Ariat International, Inc.
- Type: Private
- Industry: Sportswear
- Founded: 1993
- Founder: Beth Cross, Pam Parker
- Headquarters: San Leandro, California, United States
- Area served: Worldwide
- Products: Riding boots Cowboy boots Work boots
- Website: www.ariat.com

= Ariat =

American equestrian apparel brand

Ariat is an American footwear, apparel and accessories brand for equestrian sports, work industries and other outdoor activities, located in San Leandro, California. Ariat was launched by Beth Cross and Pam Parker in 1993.

==History==
Ariat was founded in 1993 by Stanford Business School classmates Beth Cross and Pam Parker, who, while working for Bain & Company and Reebok, saw they could apply athletic shoe technology to English and Western riding boots. The company is named for Secretariat, the champion racehorse. The same year it was founded, Ariat released its first two boot styles, then went on to hire a number of equestrians and horse enthusiasts. In the years following the company's launch, it expanded into new performance western and English apparel, as well as workwear. The company also expanded its distribution in the U.S., Europe, Australia, Mexico, and Japan.

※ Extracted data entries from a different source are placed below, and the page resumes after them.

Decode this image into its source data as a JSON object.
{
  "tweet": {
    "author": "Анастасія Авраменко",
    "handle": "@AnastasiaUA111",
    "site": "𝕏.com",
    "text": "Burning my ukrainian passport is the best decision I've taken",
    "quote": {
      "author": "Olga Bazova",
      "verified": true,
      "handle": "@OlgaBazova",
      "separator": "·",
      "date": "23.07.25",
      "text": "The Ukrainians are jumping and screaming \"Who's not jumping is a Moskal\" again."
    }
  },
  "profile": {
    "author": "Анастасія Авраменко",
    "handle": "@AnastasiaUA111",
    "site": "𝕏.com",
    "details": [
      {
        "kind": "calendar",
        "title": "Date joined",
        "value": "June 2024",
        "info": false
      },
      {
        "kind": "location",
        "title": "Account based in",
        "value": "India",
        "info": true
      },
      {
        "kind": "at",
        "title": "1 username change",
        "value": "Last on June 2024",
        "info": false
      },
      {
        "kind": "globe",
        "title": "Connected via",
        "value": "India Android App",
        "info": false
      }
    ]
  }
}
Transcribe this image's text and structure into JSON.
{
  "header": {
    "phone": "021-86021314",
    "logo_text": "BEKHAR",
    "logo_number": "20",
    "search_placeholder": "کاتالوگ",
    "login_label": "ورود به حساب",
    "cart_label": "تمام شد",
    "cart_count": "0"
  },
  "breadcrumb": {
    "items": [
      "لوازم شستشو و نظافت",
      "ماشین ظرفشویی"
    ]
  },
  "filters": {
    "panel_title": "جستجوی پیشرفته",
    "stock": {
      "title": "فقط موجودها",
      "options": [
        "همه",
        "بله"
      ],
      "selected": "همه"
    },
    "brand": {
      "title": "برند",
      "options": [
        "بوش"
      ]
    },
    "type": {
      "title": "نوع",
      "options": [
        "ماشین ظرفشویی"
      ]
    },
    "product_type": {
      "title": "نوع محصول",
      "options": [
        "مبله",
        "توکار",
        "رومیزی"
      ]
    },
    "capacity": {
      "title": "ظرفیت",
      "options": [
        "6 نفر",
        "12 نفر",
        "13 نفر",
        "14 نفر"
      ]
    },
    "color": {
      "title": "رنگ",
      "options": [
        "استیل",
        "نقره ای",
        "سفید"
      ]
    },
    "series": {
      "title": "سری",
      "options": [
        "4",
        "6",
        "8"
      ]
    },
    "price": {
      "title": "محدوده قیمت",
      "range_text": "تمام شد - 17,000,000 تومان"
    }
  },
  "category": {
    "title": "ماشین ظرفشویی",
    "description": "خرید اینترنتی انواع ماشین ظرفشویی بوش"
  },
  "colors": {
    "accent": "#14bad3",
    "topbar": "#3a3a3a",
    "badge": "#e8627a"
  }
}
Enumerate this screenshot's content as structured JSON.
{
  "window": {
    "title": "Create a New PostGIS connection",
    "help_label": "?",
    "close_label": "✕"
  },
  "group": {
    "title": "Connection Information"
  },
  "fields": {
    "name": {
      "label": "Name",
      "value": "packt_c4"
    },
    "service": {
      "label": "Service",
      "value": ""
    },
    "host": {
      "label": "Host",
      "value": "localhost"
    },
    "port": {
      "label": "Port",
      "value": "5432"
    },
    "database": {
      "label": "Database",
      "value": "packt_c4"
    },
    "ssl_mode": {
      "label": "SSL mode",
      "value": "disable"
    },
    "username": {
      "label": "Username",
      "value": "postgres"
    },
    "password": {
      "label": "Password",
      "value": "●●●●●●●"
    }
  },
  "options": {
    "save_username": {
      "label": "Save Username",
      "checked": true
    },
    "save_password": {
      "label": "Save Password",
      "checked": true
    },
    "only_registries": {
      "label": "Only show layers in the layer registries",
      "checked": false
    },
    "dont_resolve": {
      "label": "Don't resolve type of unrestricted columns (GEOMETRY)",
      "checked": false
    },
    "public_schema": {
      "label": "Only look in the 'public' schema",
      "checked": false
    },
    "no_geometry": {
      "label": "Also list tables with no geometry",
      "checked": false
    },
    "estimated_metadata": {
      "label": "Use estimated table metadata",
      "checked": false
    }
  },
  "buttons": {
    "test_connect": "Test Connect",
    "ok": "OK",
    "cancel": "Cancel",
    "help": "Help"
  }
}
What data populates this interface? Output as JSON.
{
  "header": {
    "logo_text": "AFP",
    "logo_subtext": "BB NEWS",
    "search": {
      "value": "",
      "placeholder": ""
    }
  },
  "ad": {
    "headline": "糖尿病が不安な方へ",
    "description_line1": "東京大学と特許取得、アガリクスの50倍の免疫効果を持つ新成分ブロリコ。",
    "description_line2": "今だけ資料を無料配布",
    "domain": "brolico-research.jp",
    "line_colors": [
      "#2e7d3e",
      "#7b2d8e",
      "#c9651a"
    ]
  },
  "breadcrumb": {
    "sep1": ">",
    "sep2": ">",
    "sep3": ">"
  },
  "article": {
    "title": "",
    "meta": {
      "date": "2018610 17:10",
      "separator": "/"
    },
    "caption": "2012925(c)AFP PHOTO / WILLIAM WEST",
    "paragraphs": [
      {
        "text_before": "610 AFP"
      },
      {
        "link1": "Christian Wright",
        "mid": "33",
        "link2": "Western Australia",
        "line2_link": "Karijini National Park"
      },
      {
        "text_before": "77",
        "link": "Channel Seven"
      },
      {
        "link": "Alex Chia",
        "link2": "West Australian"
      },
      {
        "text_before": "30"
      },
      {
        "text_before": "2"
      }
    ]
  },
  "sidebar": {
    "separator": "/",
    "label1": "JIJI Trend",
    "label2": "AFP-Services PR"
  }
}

In 2009, Ariat became the official boot sponsor of the Professional Bull Riders (PBR). In 2015, Ariat signed a sponsorship deal with the International Federation for Equestrian Sports (FEI).

In 2018, Ariat announced that they were continuing their partnership with the US Equestrian Federation (USEF), and Cross was awarded "Entrepreneur of the Year" in the Consumer Driven category by Ernst & Young.

==Product design==
Ariat manufactures boots in the United States, Mexico, Asia and Europe.

Most of Ariat manufacturing is outsourced to Mexico, Vietnam, and China. Their Two24 line of Men's boots are made in the United States. All of their boots are designed at their headquarters in Union City, California.

In 2006, the firm ventured into making western apparel, including woven shirts, tops and outdoor clothing for men and women. The clothing incorporates flame-resistant technology, which came into demand from the oil workers of Colorado.